New Development on 7 Mile Beach Sees Local Pushback

And the beat goes on.

Property development, especially in the luxury/high-end vacation home sector is booming with new properties beginning construction seemingly weekly on Grand Cayman. This is not, however, completely without controversy…

Latest Development

Recently a group of developers known as Libanon Corp. has been trying to get planning approval for a large project in the highly desirable 7 Mile Beach corridor.

The cost of the project has been stated as roughly twenty million dollars and was originally planned to be a four-star luxury hotel. The first draft of plans submitted to the Cayman Islands Central Planning Authority called for the building to rise ten stories and be mainly made up of 129 hotel rooms.

Opposition

This plan faced vehement blowback from hundreds of nearby homeowners who opposed the size and scope of the development and its impacts on the surrounding community.

In response to the local outcry, Libanon Corp recently submitted revised plans for a smaller, seven level structure with the same amount of rooms.

Revised Plans

Rebranded a “business hotel”, the development would be over thirty feet shorter than the maximum zoning height allowed and cover a little over half the allowed forty percent of the current square footage of the raw land.

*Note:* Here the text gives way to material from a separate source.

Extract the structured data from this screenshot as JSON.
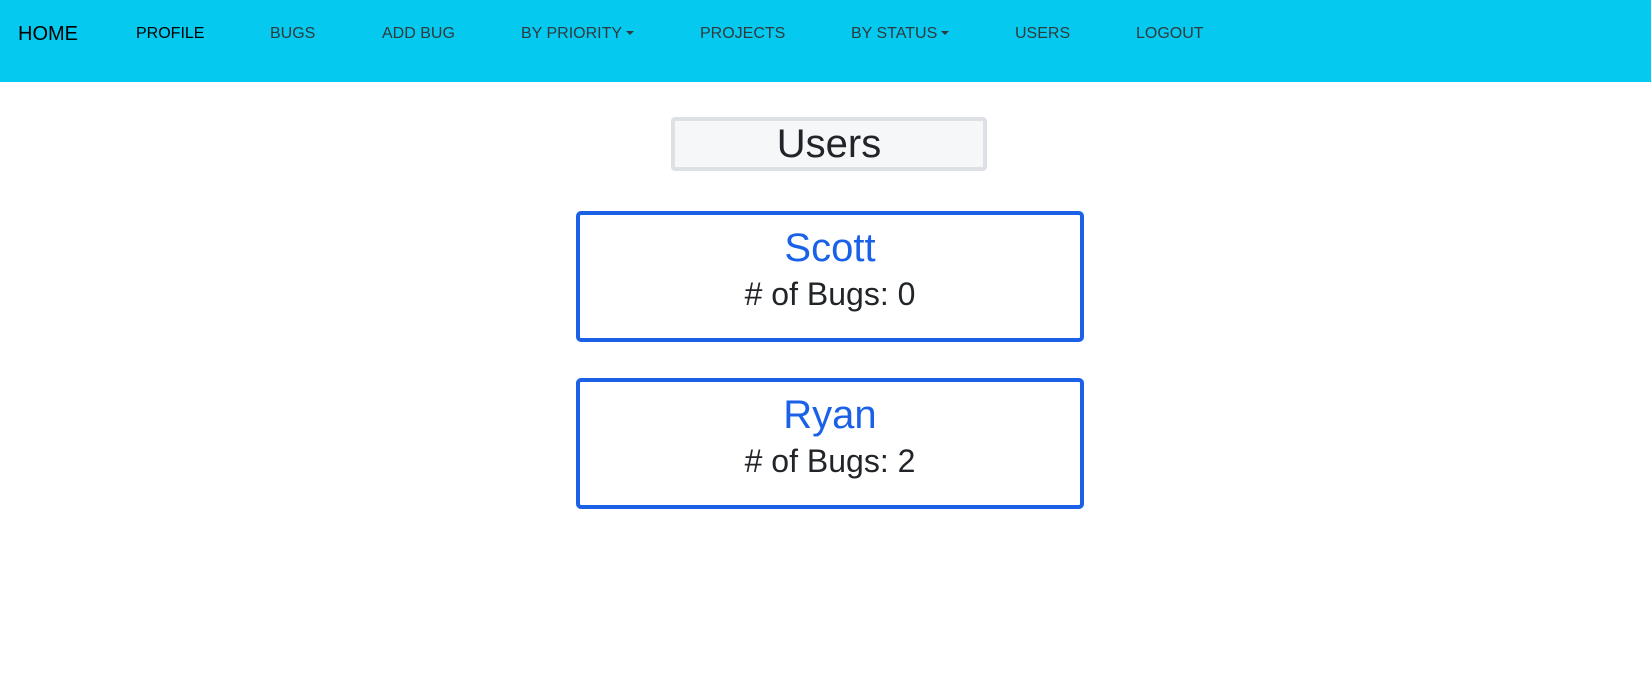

The hotel would be approximately one hundred and forty thousand square feet when completed. The plans also outlined features and amenities such as breezeways, fitness facilities, two swimming pools and solar panels.

New specifications

They also earmarked space for wildlife/turtle friendly lighting systems and a restaurant space. The submission for the new property was seemingly done to comply with all of the various governmental agencies and be well within their specifications and limitations.

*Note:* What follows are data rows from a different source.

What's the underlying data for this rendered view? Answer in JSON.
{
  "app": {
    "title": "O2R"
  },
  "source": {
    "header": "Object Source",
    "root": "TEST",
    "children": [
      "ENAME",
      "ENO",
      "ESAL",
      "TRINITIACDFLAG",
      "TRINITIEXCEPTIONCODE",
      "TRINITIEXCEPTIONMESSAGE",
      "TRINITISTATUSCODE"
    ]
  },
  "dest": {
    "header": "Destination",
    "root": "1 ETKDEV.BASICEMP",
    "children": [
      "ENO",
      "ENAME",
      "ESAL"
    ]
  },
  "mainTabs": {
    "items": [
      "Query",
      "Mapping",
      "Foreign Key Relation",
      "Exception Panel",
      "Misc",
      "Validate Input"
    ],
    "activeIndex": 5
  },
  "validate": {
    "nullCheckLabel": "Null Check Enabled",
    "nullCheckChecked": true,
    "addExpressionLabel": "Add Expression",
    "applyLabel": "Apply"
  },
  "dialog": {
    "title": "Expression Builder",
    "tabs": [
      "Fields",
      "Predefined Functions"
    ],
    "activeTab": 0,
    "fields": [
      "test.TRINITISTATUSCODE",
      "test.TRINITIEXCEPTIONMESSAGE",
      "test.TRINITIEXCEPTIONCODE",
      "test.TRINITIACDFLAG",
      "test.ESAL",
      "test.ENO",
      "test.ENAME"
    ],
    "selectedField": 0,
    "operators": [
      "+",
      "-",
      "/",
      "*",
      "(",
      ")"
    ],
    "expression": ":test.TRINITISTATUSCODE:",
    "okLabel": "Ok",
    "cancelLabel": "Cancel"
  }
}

Libanon’s reps also said that the island currently is in need of more business hotel space and that this would aim to fill some of that need. This statement has been backed by the Cayman Islands Department of Tourism.

Further backlash

All of these changes were seemingly done to help alleviate the intense public backlash that resulted during the initial Planning Department application submission. That, however, was not the case. The project was still met with huge pushback. So much pushback, in fact, that a larger venue had to be found to pack all the people in that wanted to attend the meeting!

More than seventy individuals were present to hear the proceedings. The Commonwealth Development, a beachfront development close to the would-be new hotel, even tapped an attorney to represent their position.

This Mr. Dixey argued that the application is, for all intents and purposes, the same application originally submitted simply modified aesthetically.

He argued that, although the building is shorter than the original, the structure is volumetrically the same size. He then argued that since the original application was denied, partly, because of its volume, that it should be denied yet again.

He furthered that the opposition was not against a new hotel, just one so large that it could potentially disturb the area’s natural tranquil nature.

What do you think?

New developments are springing up every year on Grand Cayman. As desirable lands are snatched up and developments begin to further and further encroach upon one another will we see more and more opposition?

Is this the new norm for Cayman moving forward?